Better sensitivity and higher throughout for palaeoproteomics

My project

The latest generation of high-resolution tandem mass spectrometers can reliably and rapidly detect proteins in complex mixtures, even at the very limited quantities typical of ancient samples. Despite these developments, ancient protein analysis is still in its infancy. Protein extraction and preparation for MS analysis is the first critical phase affecting recovery success. Simplification of sample preparation by integration of different chemical treatments: reduction, alkylation and digestion, into single-steps already proved to improve recovery in the most recalcitrant ancient samples. The recent availability of new high-resolution mass spectrometric instruments offers increased sensitivity in the low attomoles range. The possibility to combine complementary fragmentation methods (HCD + ETD) maximises the possibility to improve peptide identification and analyze ancient protein modifications with unprecedented depth and accuracy. Confident use of these technologies is still limited to very few specialized research units, with direct connections with instrument suppliers.

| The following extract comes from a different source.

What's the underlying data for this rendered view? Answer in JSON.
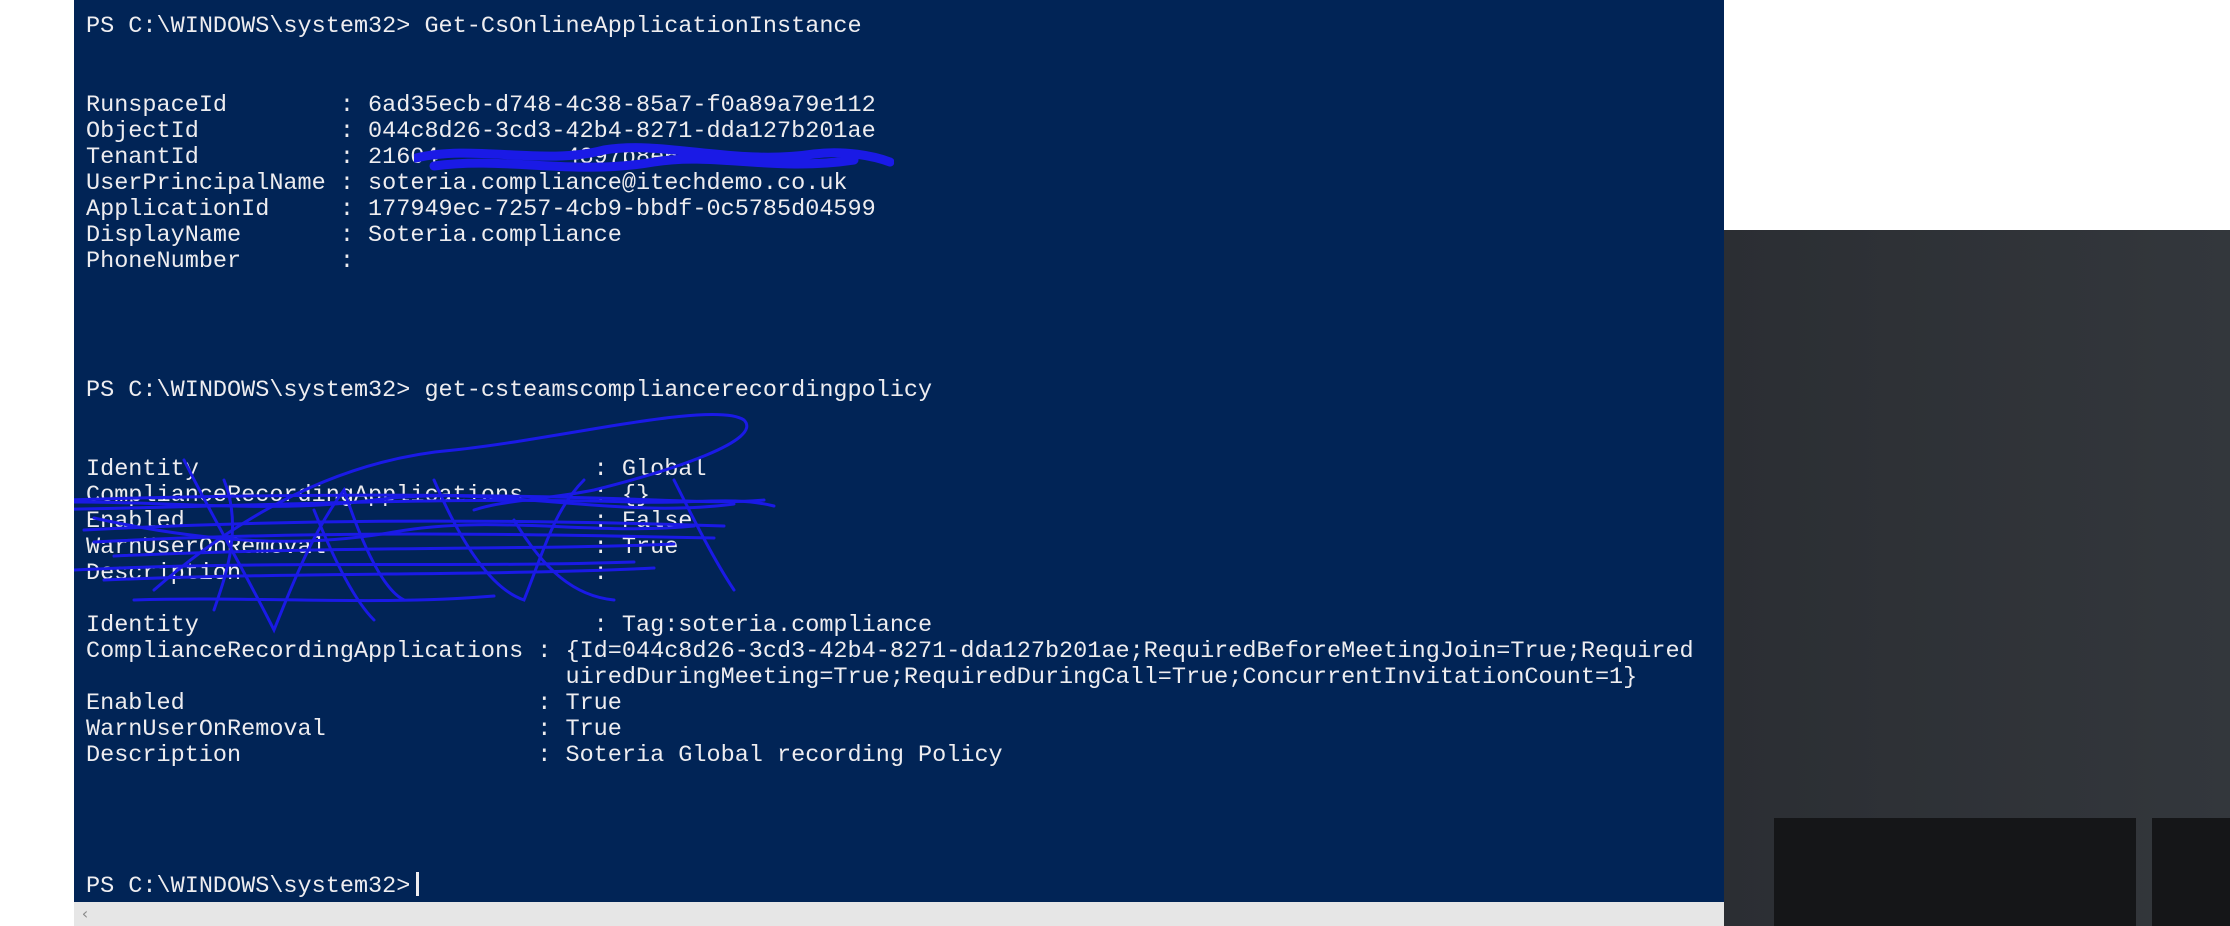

As an alternative to bottom-up proteomics, the emergence of new ion dissociation methods continues to drive top-down proteomics by offering valuable alternatives to traditional slow-heating methods (e.g., collision-activated dissociation, CAD). Electron transfer dissociation (ETD) leverages electron-driven radical rearrangements to promote cleavage of N–Cα bonds between amino acid residues, preserving labile post-translational modifications (PTMs) and providing extensive sequence-informative fragmentation of peptides and proteins. The complementary of the different types of fragmentation methods significantly increases confidence in peptide and protein identification in particular for PTM analyses. Therefore, top-down analysis allows for the measurement of intact protein masses and provides information on post-translational modifications, as well as the protein sequence via fragmentation of the intact proteins in the mass spectrometer. Application of top-down proteomics to cultural heritage materials will remove many of the limits hampering analysis of this category of samples.